Role: Sr Data Engineer
Location:
Los Altos, CA (Hybrid)
Duration:
12+ months
Visa- USC Only
Role
Summary
A Data
Engineer designs, builds, and maintains reliable and scalable data systems
and pipelines that support business analytics, reporting, and machine learning
initiatives. This role ensures that large volumes of raw data from various
sources are efficiently ingested, transformed, stored, and made available for
analysis and downstream applications.
Key
Responsibilities
Data
Pipeline & ETL Development
- Design, develop, and maintain robust ETL (extract, transform, load)
and data ingestion pipelines.
- Integrate data from multiple internal and external sources into
centralized data platforms (e.g., data warehouses or data lakes).
- Automate repetitive workflows to ensure efficient and accurate data
movement.
Data
Architecture & Optimization
- Build, optimize, and scale data infrastructure to support analytics
and business intelligence workloads.
- Implement data modeling, ensure data quality and integrity, and
manage schema designs for structured and unstructured datasets.
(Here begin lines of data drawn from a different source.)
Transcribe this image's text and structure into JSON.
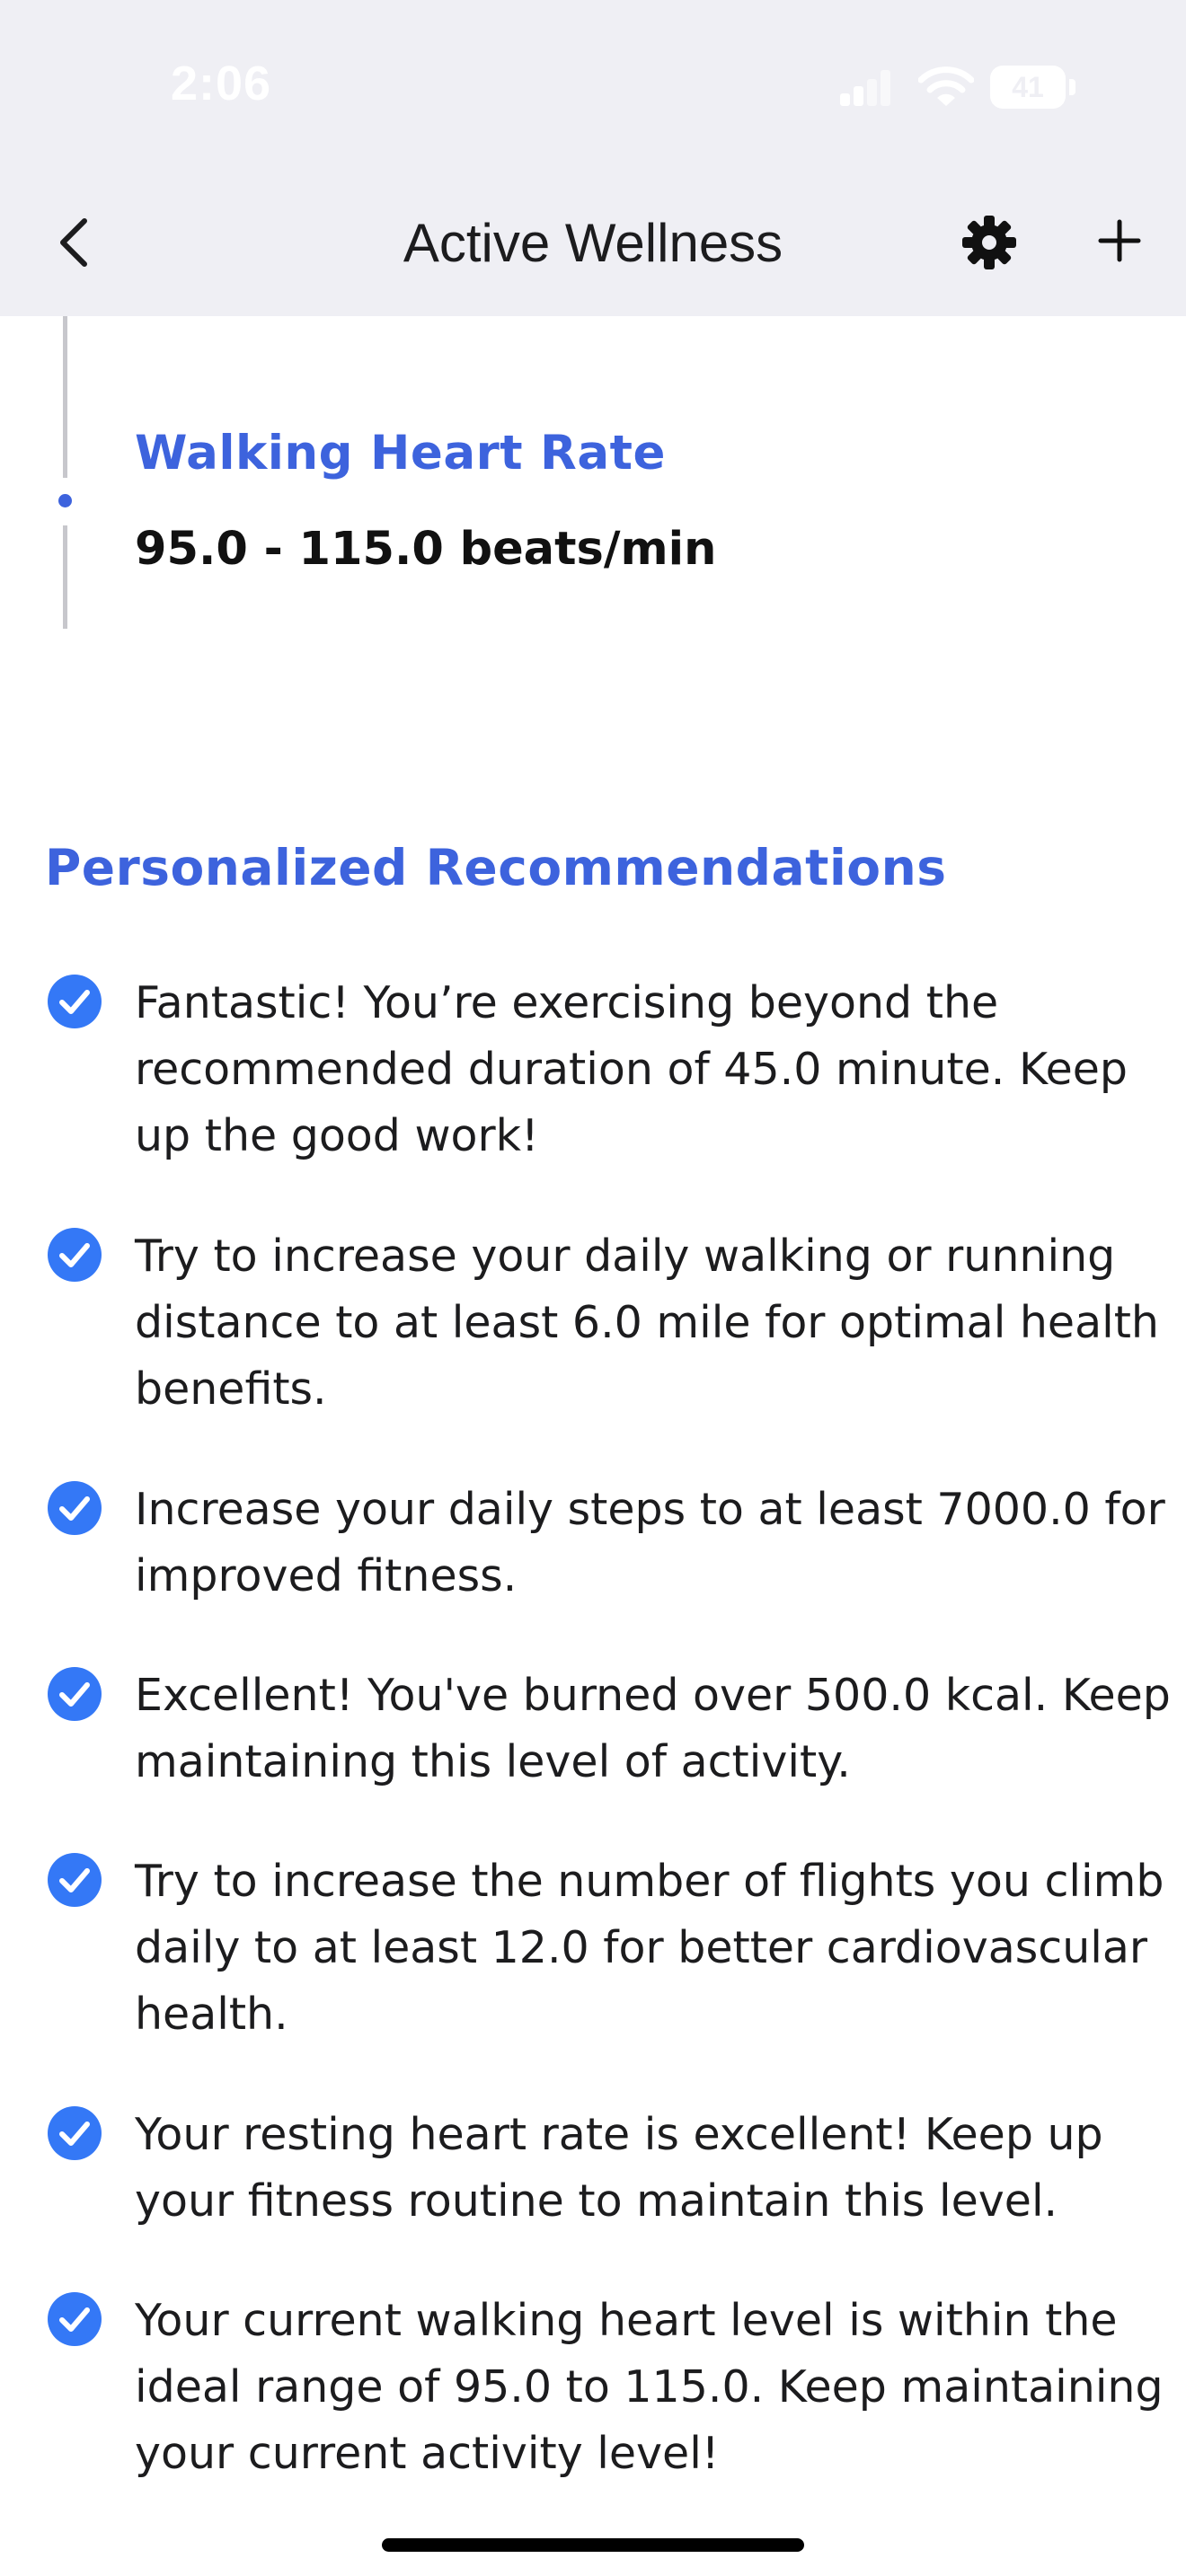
{
  "status_bar": {
    "time": "2:06",
    "battery": "41"
  },
  "header": {
    "title": "Active Wellness"
  },
  "timeline": {
    "metric_title": "Walking Heart Rate",
    "metric_value": "95.0 - 115.0 beats/min"
  },
  "recommendations": {
    "title": "Personalized Recommendations",
    "items": [
      "Fantastic! You’re exercising beyond the recommended duration of 45.0 minute. Keep up the good work!",
      "Try to increase your daily walking or running distance to at least 6.0 mile for optimal health benefits.",
      "Increase your daily steps to at least 7000.0 for improved fitness.",
      "Excellent! You've burned over 500.0 kcal. Keep maintaining this level of activity.",
      "Try to increase the number of flights you climb daily to at least 12.0 for better cardiovascular health.",
      "Your resting heart rate is excellent! Keep up your fitness routine to maintain this level.",
      "Your current walking heart level is within the ideal range of 95.0 to 115.0. Keep maintaining your current activity level!"
    ]
  },
  "colors": {
    "accent": "#3d63dd",
    "check": "#3478f6",
    "header_bg": "#efeff4"
  },
  "icons": {
    "back": "chevron-left-icon",
    "settings": "gear-icon",
    "add": "plus-icon",
    "check": "checkmark-circle-icon"
  }
}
- Monitor and optimize database performance, query execution, and
data storage strategies.
Collaboration
& Support
- Work closely with data scientists, analysts, software engineers,
and business stakeholders to understand and support data requirements.
- Troubleshoot and resolve data-related issues, ensuring reliable and
timely data flow for analytical and operational use.
Data
Quality & Governance
- Implement practices to ensure data security, privacy, and
compliance with relevant laws and industry standards.
- Maintain documentation of data architectures, pipelines, and
processes for knowledge sharing and future reference.
Cloud
& Tool Integration
- Leverage cloud platforms such as AWS, Azure, or GCP to build
scalable data solutions (storage, compute, orchestration).
- Utilize big data frameworks and tools like Hadoop, Spark, Kafka,
and workflow orchestration tools (e.g., Apache Airflow).
Required
Skills & Qualifications
- Education: Bachelor’s or Master’s degree
in Computer Science, Software Engineering, IT, or related field.
- Programming: Proficiency in Python, SQL,
and/or Scala for data manipulation and pipeline development.
- Database Expertise: Strong knowledge of SQL and
NoSQL databases, data warehousing (Redshift, BigQuery, Snowflake).
- Big Data Tools: Experience with distributed
processing frameworks like Hadoop and Spark, and messaging systems such as
Kafka.
- Cloud Platforms: Hands-on experience with cloud
data services and platforms (AWS, Azure, GCP).
- Data Modeling & Architecture:
Ability to design efficient data models and manage complex schema designs.
- Communication & Collaboration:
Strong communication skills to work with cross-functional teams and
translate business needs into technical solutions.
Preferred
(Nice-to-Have)
- Experience with container technologies and orchestration (Docker,
Kubernetes).
- Knowledge of workflow automation tools (e.g., Apache Airflow, dbt).
- Prior experience with analytics platforms or machine learning
support infrastructure.
- Relevant certifications in cloud platforms or big data
technologies.
Impact
& Value
Data
Engineers are critical in enabling data-driven decision-making by turning raw
information into reliable and structured datasets that power analytics,
reporting, and AI/ML solutions. Their work ensures organizations can scale
their data capabilities while maintaining quality, security, and performance.